Theatre News

UK Chancellor extends furlough scheme to end of March 2021

Five more months of furlough are expected for the UK

Wyndham's Theatre
Wyndham's Theatre
© Alex Wood

The UK Chancellor Rishi Sunak has extended the job retention (furlough) scheme to March 2021.

Despite repeated insistence from the Chancellor that he wouldn't extend the scheme (prompting thousands to lose their jobs in anticipation of the originally scheduled end date), the scheme will now be in place with furloughed employees receiving up to 80 per cent of wages while on furlough, with employers contributing a small amount.

The nature of the scheme will be reviewed in January. There will be measures in place for freelance and self-employed workers, with Sunak saying that support for the self-employed will double to 80% of average earnings in the previous year, up to a maximum of £7,500 for a period from November to January.

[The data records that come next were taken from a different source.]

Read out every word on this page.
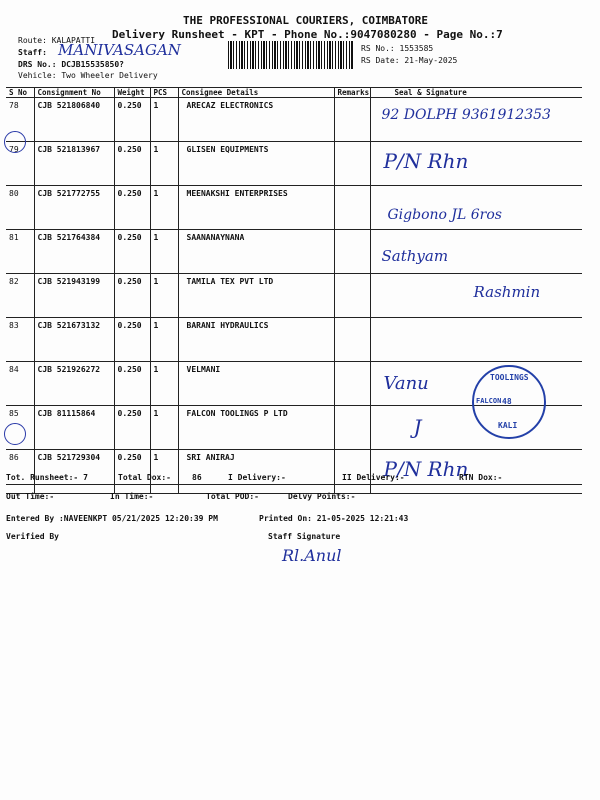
THE PROFESSIONAL COURIERS, COIMBATORE
Delivery Runsheet - KPT - Phone No.:9047080280 - Page No.:7
Route: KALAPATTI
Staff: MANIVASAGAN
DRS No.: DCJB15535850?
Vehicle: Two Wheeler Delivery
RS No.: 1553585
RS Date: 21-May-2025
S No	Consignment No	Weight	PCS	Consignee Details	Remarks	Seal & Signature
78	CJB 521806840	0.250	1	ARECAZ ELECTRONICS		92 DOLPH 9361912353
79	CJB 521813967	0.250	1	GLISEN EQUIPMENTS		P/N Rhn
80	CJB 521772755	0.250	1	MEENAKSHI ENTERPRISES		Gigbono JL 6ros
81	CJB 521764384	0.250	1	SAANANAYNANA		Sathyam
82	CJB 521943199	0.250	1	TAMILA TEX PVT LTD		Rashmin
83	CJB 521673132	0.250	1	BARANI HYDRAULICS		
84	CJB 521926272	0.250	1	VELMANI		Vanu
85	CJB 81115864	0.250	1	FALCON TOOLINGS P LTD		J
86	CJB 521729304	0.250	1	SRI ANIRAJ		P/N Rhn
TOOLINGS
FALCON 48
KALI
Tot. Runsheet:- 7	Total Dox:-	86	I Delivery:-	II Delivery:-	RTN Dox:-
Out Time:-	In Time:-	Total POD:-	Delvy Points:-
Entered By :NAVEENKPT 05/21/2025 12:20:39 PM	Printed On: 21-05-2025 12:21:43
Verified By	Staff Signature
Rl.Anul
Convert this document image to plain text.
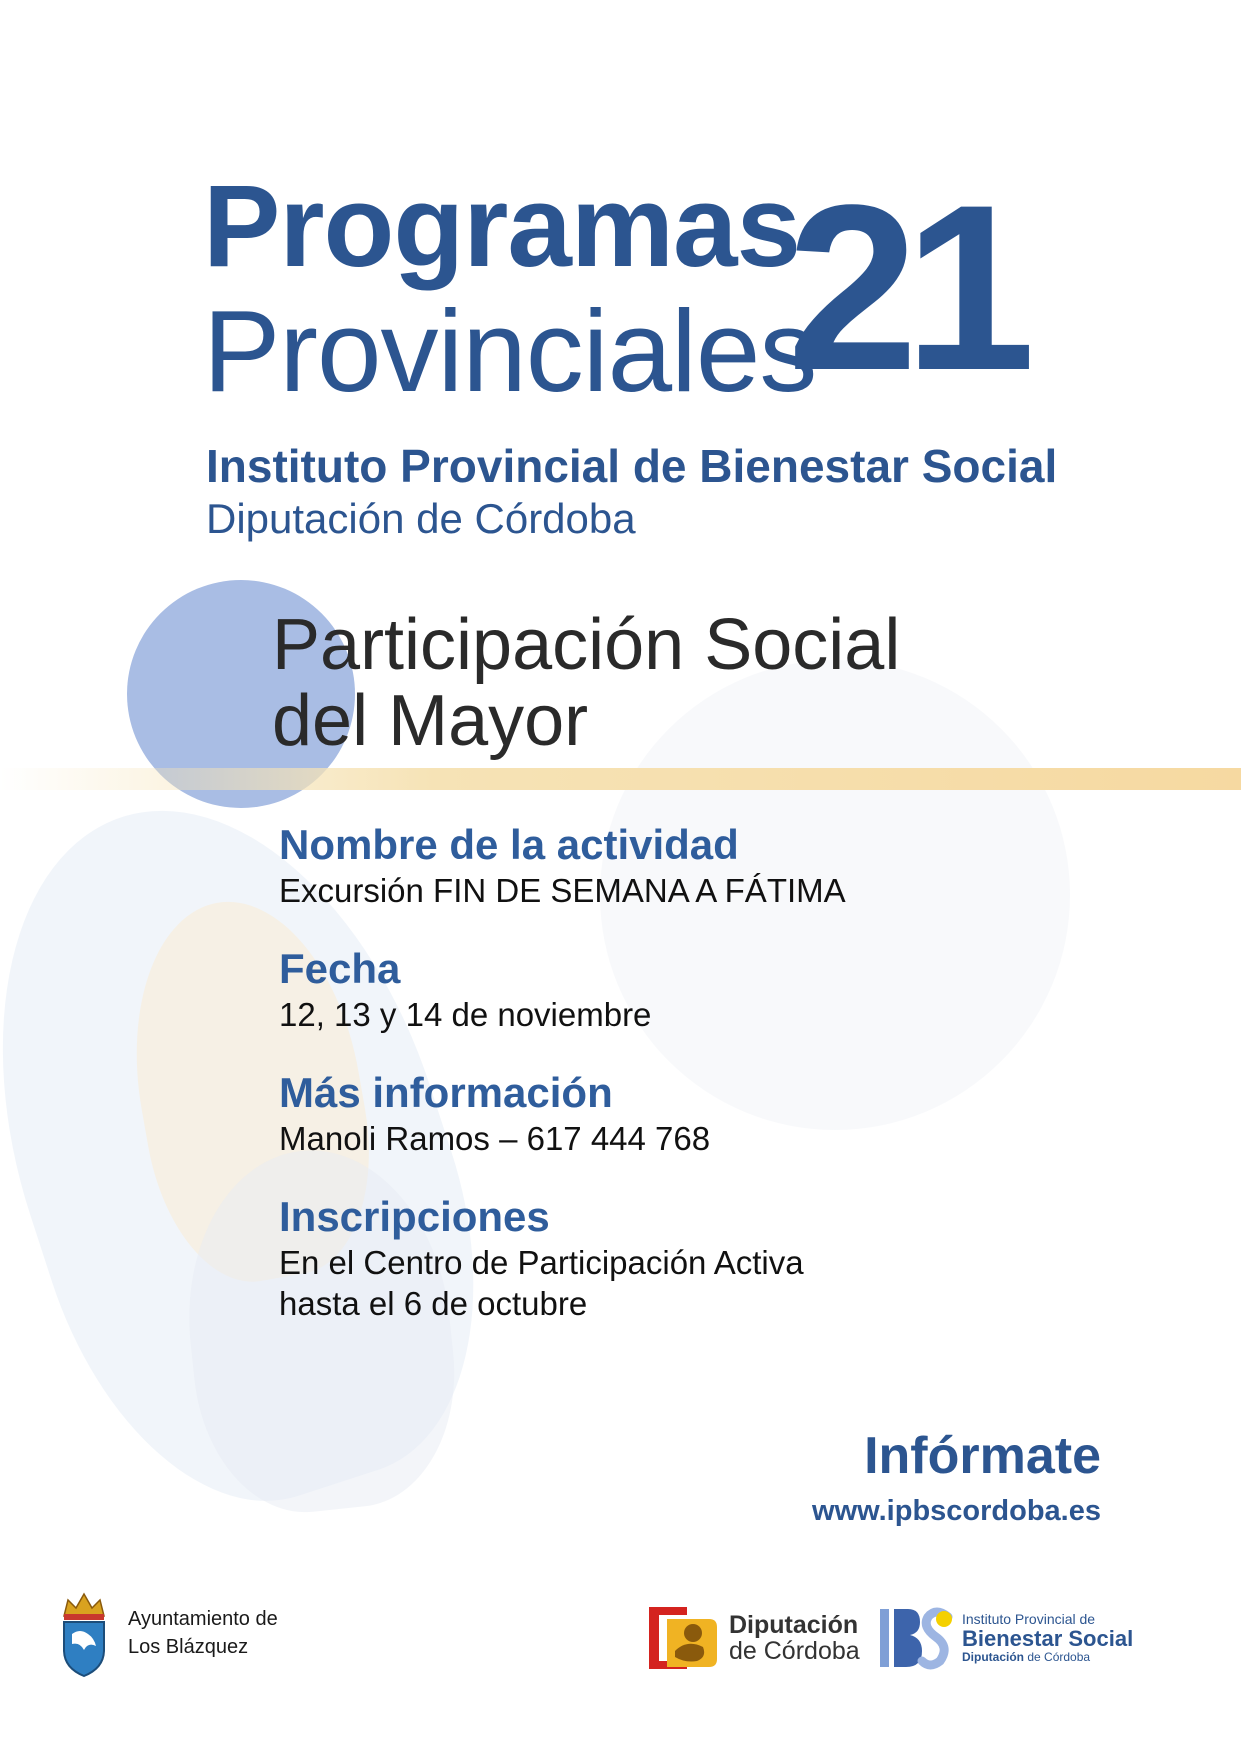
Programas
Provinciales
21
Instituto Provincial de Bienestar Social
Diputación de Córdoba
Participación Social
del Mayor
Nombre de la actividad
Excursión FIN DE SEMANA A FÁTIMA
Fecha
12, 13 y 14 de noviembre
Más información
Manoli Ramos – 617 444 768
Inscripciones
En el Centro de Participación Activa
hasta el 6 de octubre
Infórmate
www.ipbscordoba.es
Ayuntamiento de
Los Blázquez
Diputación
de Córdoba
Instituto Provincial de
Bienestar Social
Diputación de Córdoba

Many have already bemoaned the fact that self-employment support schemes have eligibility criteria that do not benefit a large portion of the freelance workforce.

A whole raft of organisations have had to make redundancies over the last six months as they struggle financially – and, as such, the number of those actually able to go onto the scheme may be significantly lower for this time of year.

Jon Morgan, director of the Theatres Trust, reacted by saying: "Theatres Trust welcomes the Chancellor's announcement extending the furlough scheme until the end of March 2021 across the UK. While theatres remain at Stage 4 of the reopening plan, which only allows performances with socially distanced audiences, many will be unable to reopen viably after lockdown is lifted.

"Additionally for those theatres in areas returning to Tiers 2 and 3 after lockdown, where other night time businesses will be closed and travel severely restricted, reopening will be doubly challenging. Extending the Job Retention Scheme is a lifeline for theatres and we would like to see it remain in place until Stage 5 when theatres can welcome fuller audiences and reopen viably."